- Born: 13 September 1973 Zagreb, Croatia
- Died: 18 August 2022 (aged 48) Zagreb, Croatia
- Education: Faculty of Political Sciences in Zagreb
- Occupation: Journalist;
- Awards: Marija Jurić Zagorka award (1998, 2003, 2006)

= Mislav Bago =

Croatian journalist and broadcaster (1973–2022)

Mislav Bago (13 September 1973 – 18 August 2022) was a Croatian journalist and broadcaster. The winner of a number of awards and decorations, Bago was known as one of the best Croatian TV journalists, and he was known for his unwavering attitude and questions with which he would put his interlocutors, often high-ranking individuals from domestic politics, into very awkward situations.

==Biography==
Bago was born in Zagreb in 1973. He finished elementary school in Velika Gorica and high school in Zagreb, after which he entered the Faculty of Political Sciences in Zagreb, where he graduated.

After graduation, he got a job at Croatian Radiotelevision, where he specialized in topics from national politics, especially elections. From 2006 to 2008, he was the editor of the HRT show Otvoreno, and in 2009 he moved to Nova TV, where he worked until his sudden death in August 2022; the cause of death was not given.

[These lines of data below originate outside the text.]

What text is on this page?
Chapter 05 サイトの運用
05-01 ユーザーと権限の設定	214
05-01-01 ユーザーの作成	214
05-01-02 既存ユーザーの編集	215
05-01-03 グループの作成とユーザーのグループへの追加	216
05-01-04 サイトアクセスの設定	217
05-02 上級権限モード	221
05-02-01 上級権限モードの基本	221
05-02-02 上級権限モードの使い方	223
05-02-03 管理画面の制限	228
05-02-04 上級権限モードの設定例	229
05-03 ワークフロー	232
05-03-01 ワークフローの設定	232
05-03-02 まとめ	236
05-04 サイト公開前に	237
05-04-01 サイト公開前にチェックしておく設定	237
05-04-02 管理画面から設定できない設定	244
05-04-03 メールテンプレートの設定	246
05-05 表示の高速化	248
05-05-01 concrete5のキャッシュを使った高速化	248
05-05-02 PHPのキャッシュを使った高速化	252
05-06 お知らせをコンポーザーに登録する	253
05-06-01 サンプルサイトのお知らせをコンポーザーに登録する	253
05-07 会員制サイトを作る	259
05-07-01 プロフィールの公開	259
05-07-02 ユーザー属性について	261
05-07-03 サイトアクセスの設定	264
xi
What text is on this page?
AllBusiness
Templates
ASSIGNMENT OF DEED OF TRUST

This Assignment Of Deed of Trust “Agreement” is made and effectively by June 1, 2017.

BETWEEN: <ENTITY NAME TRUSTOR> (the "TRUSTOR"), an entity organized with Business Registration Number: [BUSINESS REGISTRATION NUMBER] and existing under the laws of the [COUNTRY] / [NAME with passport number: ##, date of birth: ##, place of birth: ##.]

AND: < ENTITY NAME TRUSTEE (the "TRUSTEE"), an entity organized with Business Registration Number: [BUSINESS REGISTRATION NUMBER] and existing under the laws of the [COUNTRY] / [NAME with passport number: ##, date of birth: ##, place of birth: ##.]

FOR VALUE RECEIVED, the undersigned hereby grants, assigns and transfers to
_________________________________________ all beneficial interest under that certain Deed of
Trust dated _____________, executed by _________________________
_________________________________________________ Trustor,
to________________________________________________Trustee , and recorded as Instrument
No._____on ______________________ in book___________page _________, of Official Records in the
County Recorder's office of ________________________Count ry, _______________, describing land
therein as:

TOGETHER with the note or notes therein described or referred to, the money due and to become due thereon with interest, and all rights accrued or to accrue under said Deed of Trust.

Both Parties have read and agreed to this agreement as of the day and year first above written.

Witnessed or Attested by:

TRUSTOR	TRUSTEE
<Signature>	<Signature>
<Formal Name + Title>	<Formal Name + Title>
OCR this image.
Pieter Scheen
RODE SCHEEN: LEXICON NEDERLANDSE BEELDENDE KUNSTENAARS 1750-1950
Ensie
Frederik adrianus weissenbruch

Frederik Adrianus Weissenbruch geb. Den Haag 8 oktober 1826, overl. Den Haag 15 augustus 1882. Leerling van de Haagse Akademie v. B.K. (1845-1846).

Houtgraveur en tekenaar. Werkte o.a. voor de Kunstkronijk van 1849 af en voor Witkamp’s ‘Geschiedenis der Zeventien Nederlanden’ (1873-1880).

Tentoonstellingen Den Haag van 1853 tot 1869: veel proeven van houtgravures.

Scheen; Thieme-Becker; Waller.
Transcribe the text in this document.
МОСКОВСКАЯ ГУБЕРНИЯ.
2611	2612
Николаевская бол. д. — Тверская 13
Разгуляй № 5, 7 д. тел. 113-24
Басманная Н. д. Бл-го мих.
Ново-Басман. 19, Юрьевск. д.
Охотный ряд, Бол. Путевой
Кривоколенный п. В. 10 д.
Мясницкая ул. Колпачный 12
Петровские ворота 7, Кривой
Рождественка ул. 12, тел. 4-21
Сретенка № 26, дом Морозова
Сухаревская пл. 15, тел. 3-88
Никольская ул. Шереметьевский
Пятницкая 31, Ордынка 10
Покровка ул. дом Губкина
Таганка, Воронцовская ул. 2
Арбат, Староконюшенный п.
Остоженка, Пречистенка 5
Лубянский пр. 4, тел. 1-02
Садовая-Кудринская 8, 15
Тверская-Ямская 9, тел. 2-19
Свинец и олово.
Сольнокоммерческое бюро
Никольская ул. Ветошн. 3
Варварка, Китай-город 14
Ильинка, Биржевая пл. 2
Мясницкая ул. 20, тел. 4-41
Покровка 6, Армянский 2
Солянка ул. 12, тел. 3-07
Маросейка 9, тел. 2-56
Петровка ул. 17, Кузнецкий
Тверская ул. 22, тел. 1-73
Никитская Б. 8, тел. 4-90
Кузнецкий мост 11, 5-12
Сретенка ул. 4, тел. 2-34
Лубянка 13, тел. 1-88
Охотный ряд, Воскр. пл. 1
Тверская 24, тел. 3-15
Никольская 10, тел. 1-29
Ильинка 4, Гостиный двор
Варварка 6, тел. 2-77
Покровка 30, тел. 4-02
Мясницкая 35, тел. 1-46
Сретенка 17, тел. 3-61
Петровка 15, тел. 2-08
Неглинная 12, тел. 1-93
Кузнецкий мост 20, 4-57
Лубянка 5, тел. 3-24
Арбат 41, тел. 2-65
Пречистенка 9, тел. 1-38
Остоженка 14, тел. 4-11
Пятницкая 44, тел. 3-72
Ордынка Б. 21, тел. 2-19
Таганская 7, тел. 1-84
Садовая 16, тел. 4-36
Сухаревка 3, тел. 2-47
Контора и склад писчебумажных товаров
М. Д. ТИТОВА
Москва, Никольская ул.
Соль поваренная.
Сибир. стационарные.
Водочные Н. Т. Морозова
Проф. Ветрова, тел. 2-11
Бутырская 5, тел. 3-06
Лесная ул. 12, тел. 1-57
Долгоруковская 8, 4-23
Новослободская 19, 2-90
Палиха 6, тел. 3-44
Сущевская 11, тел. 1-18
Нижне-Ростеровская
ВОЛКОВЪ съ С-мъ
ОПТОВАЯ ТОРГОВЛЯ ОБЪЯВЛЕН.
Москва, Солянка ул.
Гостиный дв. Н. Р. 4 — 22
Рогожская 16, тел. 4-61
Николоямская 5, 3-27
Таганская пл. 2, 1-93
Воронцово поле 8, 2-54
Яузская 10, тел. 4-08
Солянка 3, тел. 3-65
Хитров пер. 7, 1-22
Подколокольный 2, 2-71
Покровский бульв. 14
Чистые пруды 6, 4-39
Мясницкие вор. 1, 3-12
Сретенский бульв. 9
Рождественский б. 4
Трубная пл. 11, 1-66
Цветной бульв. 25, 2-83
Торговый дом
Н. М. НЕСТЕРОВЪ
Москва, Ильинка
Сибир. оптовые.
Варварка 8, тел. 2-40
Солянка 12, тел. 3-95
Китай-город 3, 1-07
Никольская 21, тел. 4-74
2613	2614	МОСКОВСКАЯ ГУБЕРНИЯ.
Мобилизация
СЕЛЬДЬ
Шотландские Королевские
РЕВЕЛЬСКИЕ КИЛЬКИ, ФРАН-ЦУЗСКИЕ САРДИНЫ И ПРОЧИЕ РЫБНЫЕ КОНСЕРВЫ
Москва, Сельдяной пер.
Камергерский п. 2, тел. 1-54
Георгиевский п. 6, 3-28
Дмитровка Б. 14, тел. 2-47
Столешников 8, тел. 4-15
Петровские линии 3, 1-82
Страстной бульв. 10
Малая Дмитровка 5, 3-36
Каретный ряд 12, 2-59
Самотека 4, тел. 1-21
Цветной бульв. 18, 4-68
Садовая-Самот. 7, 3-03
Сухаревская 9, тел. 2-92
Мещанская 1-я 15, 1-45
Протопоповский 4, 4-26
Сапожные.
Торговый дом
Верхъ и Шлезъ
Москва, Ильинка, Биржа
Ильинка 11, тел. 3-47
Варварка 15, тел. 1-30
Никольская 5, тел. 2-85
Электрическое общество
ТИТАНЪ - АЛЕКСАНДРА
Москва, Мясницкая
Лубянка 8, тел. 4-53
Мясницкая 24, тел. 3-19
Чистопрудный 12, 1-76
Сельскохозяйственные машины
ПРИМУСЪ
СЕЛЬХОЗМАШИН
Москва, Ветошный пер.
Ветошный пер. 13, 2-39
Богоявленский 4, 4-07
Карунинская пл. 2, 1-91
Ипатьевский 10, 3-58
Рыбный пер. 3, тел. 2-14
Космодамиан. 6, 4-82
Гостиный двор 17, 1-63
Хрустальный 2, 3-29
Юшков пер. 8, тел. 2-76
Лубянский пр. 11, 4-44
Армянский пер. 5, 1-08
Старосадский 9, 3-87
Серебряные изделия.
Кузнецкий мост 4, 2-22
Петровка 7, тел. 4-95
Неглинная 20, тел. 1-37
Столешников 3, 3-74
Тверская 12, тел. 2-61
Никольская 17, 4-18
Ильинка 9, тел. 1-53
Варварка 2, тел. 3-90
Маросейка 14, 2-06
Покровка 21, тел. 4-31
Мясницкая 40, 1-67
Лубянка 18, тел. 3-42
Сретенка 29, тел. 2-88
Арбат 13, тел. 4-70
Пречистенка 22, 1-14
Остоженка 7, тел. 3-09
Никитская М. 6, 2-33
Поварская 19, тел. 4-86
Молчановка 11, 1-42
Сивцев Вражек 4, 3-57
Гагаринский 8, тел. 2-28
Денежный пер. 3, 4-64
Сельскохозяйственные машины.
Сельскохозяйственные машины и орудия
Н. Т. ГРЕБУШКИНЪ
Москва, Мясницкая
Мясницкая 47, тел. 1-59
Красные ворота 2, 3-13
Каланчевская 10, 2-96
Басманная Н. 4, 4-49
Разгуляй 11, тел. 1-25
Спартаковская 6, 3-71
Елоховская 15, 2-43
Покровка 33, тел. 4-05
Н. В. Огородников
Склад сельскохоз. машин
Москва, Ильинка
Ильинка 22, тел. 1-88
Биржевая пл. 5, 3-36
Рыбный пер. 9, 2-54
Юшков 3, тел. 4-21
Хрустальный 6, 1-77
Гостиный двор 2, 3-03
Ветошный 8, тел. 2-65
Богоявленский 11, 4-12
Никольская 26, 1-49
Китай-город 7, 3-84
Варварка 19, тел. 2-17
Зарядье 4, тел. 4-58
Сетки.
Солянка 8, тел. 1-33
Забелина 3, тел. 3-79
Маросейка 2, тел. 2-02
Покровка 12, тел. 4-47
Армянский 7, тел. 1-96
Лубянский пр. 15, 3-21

He was also the vice president of Croatian Journalists' Association. He died in Zagreb in 2022.

==Awards==
Bago received a number of awards and recognitions during his lifetime. He received the Marija Jurić Zagorka award for the first time in 1998 for the best reportage, and in 2003 and 2006 for the best interview. In 2006, he interviewed former prime ministers Ivica Račan and Ivo Sanader, for which he received the Croatian Journalists' Association award Journalist of the Year. In 2013 European Movement (B&H) recognized him as the regional journalist of the year.